10. Survival of Representations and Indemnities. The representations and warranties, covenants, indemnities and contribution and expense reimbursement provisions and other agreements of any of the Controlling Shareholder, the Company, the Existing Noteholders and Abax Lotus set forth in this Agreement shall remain operative and in full force and effect, and will survive, until the seventh anniversary of the Closing Date, regardless of (i) any investigation, or statement as to the results thereof, made by or on behalf of the Purchasers, the Company or Controlling Shareholder and (ii) acceptance of the Securities, and payment for them hereunder.

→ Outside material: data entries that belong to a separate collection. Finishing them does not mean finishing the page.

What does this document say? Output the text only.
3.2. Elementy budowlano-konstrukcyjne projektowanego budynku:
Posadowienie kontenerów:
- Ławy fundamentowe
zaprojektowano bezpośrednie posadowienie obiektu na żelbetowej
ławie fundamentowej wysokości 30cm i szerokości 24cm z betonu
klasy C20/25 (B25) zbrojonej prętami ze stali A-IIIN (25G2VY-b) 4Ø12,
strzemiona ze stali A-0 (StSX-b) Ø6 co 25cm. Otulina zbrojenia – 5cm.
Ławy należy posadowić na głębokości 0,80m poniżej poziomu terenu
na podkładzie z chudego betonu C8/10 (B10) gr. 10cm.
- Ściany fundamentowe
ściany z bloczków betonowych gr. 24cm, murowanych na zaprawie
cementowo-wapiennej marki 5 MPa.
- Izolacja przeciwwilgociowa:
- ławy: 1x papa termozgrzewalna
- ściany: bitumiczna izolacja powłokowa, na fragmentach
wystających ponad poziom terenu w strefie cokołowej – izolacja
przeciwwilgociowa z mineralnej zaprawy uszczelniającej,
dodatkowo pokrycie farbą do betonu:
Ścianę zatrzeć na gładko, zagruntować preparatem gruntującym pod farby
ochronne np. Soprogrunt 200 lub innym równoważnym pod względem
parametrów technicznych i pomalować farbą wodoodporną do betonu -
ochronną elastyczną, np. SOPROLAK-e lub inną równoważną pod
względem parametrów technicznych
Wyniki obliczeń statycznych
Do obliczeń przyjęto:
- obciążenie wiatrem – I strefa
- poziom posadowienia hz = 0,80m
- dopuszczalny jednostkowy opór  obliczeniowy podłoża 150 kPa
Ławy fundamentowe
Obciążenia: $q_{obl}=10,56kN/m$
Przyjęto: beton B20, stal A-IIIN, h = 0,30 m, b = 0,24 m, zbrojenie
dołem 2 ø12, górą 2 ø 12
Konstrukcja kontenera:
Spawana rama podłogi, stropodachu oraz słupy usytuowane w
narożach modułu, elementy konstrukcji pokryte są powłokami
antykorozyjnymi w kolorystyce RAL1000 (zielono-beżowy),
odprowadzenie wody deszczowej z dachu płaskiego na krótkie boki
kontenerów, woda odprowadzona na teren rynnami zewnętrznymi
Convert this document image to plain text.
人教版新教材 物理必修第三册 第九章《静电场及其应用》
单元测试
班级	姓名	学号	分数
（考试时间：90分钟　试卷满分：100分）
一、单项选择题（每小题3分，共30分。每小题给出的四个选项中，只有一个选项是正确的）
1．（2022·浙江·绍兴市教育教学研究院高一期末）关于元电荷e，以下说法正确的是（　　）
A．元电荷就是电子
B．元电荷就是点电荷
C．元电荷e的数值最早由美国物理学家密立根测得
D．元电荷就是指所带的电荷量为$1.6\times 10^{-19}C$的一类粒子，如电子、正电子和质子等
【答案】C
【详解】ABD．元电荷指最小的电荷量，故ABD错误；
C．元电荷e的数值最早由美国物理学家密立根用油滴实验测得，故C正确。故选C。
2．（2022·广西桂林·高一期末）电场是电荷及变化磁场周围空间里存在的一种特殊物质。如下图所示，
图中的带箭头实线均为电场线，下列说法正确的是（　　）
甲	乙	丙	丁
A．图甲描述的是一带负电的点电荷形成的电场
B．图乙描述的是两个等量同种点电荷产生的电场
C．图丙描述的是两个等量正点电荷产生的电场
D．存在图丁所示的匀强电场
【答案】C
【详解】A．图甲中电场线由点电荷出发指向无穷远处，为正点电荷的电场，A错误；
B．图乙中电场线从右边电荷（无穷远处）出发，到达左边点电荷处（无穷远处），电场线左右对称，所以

11. Substitution of Purchaser. The Purchasers shall have the right to substitute any one of its Affiliates as the purchaser of the Warrant, by written notice to the Company, which notice shall be signed by the Purchasers and such Affiliate, shall contain such Affiliate’s agreement to be bound by this Agreement and shall contain a confirmation by such Affiliate of the accuracy with respect to it of the representations set forth in Sections 5 and 6. Upon receipt of such notice, wherever the word “Purchaser” is used in this Agreement (other than in this Section 11), such word shall be deemed to refer to such Affiliate in lieu of the original purchaser. In the event that such Affiliate is so substituted as a purchaser hereunder and such Affiliate thereafter transfers to the original purchaser all of the Warrant then held by such Affiliate, upon receipt by the Company of notice of such transfer, wherever the word “Purchaser” is used in this Agreement (other than in this Section 11), such word shall no longer be deemed to refer to such Affiliate, but shall refer to the original purchaser, and the original purchaser shall have all the rights of an original holder of the Securities under this Agreement.

12. Miscellaneous.

(a) Notices given pursuant to any provision of this Agreement shall be addressed as follows: (i) if to the Controlling Shareholder or the Company, to: 13/F, Shenzhen Special Zone Press Tower, Shennan Road, Futian, Shenzhen, China, Fax: (86) 755-83510815, Attention: Mr. Tu Guo Shen, with a copy to Pillsbury Winthrop Shaw Pittman LLP, 2300 N Street, N.W., Washington, DC 20001, Fax: (1-202) 663-8007, Attention: Louis A. Bevilacqua, Esq., (ii) if to the Purchasers, to the addresses as indicated in Schedule I.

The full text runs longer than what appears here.